The (meth) acrylic acid may then be converted to an acrylate using known methods.

In a second embodiment of the preferred embodiment, the biologically derived (meth) acrylic acid is obtained from at least partially renewable and non-fossil (meth) acrylonitrile according to a biological process.

In a first variant of the second embodiment, the (meth) acrylic acid of biological origin is obtained from a (meth) acrylate salt, itself obtained directly from at least partially renewable and non-fossil (meth) acrylonitrile by a biological process comprising at least one step of enzymatic hydrolysis of said (meth) acrylonitrile carried out in the presence of a biocatalyst comprising at least one nitrilase.

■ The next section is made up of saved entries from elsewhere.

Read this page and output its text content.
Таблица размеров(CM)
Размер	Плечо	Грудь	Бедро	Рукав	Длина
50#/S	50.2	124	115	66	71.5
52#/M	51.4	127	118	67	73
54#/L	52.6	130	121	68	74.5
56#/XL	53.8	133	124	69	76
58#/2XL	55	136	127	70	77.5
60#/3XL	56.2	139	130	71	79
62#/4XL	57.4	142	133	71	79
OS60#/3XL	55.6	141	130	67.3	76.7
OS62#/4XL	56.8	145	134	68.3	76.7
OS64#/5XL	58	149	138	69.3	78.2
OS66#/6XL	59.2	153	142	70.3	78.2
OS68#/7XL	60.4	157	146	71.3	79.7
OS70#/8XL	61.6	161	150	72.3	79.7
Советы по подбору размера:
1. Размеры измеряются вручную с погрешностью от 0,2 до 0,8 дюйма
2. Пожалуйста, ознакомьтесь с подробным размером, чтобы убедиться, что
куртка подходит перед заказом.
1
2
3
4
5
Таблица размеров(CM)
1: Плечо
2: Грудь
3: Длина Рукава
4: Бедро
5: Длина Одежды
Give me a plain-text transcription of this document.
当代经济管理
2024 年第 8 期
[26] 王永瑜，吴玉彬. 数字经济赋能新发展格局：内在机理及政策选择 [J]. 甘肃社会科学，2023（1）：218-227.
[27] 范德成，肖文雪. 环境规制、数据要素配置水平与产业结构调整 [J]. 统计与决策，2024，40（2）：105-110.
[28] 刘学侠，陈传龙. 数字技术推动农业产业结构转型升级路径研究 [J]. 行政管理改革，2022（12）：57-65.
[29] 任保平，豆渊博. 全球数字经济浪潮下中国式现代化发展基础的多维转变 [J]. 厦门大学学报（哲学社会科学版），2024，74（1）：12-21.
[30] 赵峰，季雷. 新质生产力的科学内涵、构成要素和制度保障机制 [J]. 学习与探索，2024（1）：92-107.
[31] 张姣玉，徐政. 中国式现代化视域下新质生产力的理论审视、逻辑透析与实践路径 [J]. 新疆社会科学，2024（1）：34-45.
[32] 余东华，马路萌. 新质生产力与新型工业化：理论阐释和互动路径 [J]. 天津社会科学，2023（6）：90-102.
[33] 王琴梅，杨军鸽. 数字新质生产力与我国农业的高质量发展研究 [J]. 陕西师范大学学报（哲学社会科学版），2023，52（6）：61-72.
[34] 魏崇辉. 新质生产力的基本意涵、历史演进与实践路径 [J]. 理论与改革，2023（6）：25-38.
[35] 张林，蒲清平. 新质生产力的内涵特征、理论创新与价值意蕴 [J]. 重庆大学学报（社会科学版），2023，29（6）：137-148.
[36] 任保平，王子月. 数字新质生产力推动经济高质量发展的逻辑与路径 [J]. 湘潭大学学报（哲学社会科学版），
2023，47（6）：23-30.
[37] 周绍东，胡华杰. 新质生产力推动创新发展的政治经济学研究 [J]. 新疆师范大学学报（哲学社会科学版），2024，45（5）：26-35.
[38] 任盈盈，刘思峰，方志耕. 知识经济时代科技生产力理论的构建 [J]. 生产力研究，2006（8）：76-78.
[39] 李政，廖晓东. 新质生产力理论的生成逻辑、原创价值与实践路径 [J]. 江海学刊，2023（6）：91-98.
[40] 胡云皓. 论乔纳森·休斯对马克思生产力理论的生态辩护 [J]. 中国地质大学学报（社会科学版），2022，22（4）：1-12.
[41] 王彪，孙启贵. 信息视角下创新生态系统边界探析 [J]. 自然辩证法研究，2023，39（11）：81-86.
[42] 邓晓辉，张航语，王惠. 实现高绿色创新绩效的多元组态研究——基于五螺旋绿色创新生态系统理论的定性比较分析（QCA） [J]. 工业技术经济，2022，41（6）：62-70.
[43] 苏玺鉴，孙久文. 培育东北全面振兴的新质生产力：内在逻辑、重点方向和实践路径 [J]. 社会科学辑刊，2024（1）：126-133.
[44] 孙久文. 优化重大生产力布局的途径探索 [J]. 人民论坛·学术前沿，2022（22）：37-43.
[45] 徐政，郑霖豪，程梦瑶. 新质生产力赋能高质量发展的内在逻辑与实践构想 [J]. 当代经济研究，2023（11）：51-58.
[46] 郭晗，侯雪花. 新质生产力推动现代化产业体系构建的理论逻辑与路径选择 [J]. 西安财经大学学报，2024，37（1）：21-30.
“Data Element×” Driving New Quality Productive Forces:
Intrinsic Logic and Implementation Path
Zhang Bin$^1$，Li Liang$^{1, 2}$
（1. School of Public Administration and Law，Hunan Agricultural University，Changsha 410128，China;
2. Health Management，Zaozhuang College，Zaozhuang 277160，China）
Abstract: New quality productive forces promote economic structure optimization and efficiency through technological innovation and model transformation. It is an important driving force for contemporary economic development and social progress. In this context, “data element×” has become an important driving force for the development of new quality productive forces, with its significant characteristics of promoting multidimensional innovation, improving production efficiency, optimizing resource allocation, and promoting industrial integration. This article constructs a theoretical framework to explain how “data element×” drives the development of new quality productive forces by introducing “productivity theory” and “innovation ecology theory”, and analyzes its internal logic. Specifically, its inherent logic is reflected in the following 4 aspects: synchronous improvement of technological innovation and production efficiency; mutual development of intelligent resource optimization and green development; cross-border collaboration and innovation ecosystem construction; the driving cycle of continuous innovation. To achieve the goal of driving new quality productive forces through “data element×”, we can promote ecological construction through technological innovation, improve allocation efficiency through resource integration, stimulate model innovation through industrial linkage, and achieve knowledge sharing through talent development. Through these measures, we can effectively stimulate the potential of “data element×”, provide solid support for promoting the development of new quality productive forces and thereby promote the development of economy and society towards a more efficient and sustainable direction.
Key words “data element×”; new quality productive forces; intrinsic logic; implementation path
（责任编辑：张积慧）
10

In a second variant of the second embodiment, the (meth) acrylic acid of biological origin is obtained from a (meth) acrylate salt, itself from (meth) acrylamide, itself from (meth) acrylonitrile which is at least partially renewable and non-fossilised, by a biological process comprising at least one step of enzymatic hydrolysis of said (meth) acrylamide in the presence of a biocatalyst comprising at least one amidase to obtain (meth) acrylate salt, and said process comprising at least one step of enzymatic hydrolysis of said (meth) acrylonitrile in the presence of a biocatalyst comprising at least one nitrile hydratase to obtain (meth) acrylamide.

In this second embodiment, the salt obtained is typically ammonium acrylate or ammonium methacrylate. The process according to the invention further comprises the step of converting the (meth) acrylate salt into (meth) acrylic acid.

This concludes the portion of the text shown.